Two of the three VR headsets currently known to the public have been released, with the exception being Sony’s Morpheus which is set to be cheaper and have lower specs than its competitors, but there really hasn’t been much fanfare. Like many, when I sit down to game, I still break out a controller or boot up my PC. I’m fully in the knowledge that VR exists, and I am completely content without it. At the time of writing, I’m fairly confident that this can be said for the vast majority of gamers. Why, then, has VR not made the impact it so promised? The reality, VR gaming faces a multitude of problems. Remember, this isn’t the first time it’s been attempted, back in the 1980’s and 1990’s many companies tried and failed to make VR a hit, and unfortunately they ran into the same problems that to an extent plague VR to this day.

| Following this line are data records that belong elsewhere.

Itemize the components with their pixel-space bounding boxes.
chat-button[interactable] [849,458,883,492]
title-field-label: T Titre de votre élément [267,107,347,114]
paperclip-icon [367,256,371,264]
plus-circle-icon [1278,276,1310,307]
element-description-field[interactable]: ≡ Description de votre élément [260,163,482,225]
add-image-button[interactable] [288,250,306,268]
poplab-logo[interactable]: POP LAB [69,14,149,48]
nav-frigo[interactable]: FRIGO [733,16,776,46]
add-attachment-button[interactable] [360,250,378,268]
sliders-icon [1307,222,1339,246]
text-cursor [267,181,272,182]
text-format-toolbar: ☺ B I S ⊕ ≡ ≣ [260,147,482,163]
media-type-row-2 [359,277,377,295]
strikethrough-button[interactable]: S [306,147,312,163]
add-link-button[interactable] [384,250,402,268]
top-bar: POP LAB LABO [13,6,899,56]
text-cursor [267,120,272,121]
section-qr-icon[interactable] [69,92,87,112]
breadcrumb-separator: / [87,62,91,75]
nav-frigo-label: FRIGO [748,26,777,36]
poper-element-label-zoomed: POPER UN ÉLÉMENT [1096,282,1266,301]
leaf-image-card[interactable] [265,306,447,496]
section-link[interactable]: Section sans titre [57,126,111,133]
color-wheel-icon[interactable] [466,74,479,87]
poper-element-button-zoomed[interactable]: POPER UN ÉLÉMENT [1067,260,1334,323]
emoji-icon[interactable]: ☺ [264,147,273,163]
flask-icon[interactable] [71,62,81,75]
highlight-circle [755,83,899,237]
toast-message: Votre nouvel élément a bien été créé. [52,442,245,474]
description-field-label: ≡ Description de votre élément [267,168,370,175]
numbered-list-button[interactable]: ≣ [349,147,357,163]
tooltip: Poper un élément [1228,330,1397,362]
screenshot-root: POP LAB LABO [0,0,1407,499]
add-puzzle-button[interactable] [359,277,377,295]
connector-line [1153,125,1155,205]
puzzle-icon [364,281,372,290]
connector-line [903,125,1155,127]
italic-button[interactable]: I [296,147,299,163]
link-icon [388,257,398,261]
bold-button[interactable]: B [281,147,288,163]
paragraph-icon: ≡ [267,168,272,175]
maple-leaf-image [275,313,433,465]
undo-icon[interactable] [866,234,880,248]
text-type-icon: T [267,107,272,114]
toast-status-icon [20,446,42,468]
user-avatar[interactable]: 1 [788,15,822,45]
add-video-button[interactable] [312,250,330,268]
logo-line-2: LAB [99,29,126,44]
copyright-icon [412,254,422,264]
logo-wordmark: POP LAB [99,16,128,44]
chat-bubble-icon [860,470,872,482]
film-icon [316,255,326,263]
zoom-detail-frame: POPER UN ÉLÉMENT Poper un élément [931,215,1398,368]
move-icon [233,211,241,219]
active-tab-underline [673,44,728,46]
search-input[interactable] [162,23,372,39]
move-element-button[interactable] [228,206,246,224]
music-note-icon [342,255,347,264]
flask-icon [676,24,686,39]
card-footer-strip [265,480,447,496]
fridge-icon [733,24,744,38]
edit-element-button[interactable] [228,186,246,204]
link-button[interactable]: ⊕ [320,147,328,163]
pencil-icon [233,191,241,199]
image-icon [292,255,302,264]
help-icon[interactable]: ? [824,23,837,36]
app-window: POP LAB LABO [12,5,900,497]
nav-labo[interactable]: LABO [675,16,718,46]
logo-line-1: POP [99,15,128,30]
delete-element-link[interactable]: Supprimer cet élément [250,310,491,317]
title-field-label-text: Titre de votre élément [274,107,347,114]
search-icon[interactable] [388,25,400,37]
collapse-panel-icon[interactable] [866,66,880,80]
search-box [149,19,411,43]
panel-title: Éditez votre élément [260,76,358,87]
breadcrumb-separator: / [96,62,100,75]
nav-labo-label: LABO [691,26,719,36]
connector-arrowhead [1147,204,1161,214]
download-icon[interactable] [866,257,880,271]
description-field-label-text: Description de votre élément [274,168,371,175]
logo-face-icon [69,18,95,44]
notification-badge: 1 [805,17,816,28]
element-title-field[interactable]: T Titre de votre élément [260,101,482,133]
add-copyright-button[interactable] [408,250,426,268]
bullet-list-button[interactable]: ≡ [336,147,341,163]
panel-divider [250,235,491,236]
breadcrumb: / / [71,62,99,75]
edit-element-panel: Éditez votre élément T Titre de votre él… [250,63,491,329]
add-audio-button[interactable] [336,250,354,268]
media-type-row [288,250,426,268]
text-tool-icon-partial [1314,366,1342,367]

Firstly, it’s massively expensive. Obviously as time progresses the technology gets cheaper, but it still requires funds to develop, and the current price stands at around £600 to £700 dependant on the headset you buy – completely out of the price range of anyone who is not a hardcore VR fan. Secondly, VR requires powerful hardware. There’s a reason Sony’s Morpheus headset is scaled down compared to the others, the reason being the PS4 would not be able to handle rendering the two screens inside the headset, which make it doubly intensive to run. This in turn puts up the price and then whoever can afford it has to have a sufficiently powerful PC to run it, which again costs vast amounts of money. Finally, as with most gaming hardware, even with the promise of VR, it is still a fad. Although it has so far avoided being labelled one, it doesn’t take close scrutiny to realise. At first, like the Wii, the idea is novel and worth investing in, but after a couple of weeks? Months? Will you still want to put in the effort of clearing a room, putting on some goggles and moving your head around when all you really want to do is relax and play a game?
This is the inherent problem with VR. With all its media hype and dazzling technology we failed to see it for what it truly was: a fad. A brief fling with the futuristic idea of plugging ourselves into the machine. Of course VR will still exist in the future, with many applications aside from gaming, and I’m sure some experiences will be the better for it. But will everybody be sat at home, plugged in?
No. They’ll still be flicking birds on their phones.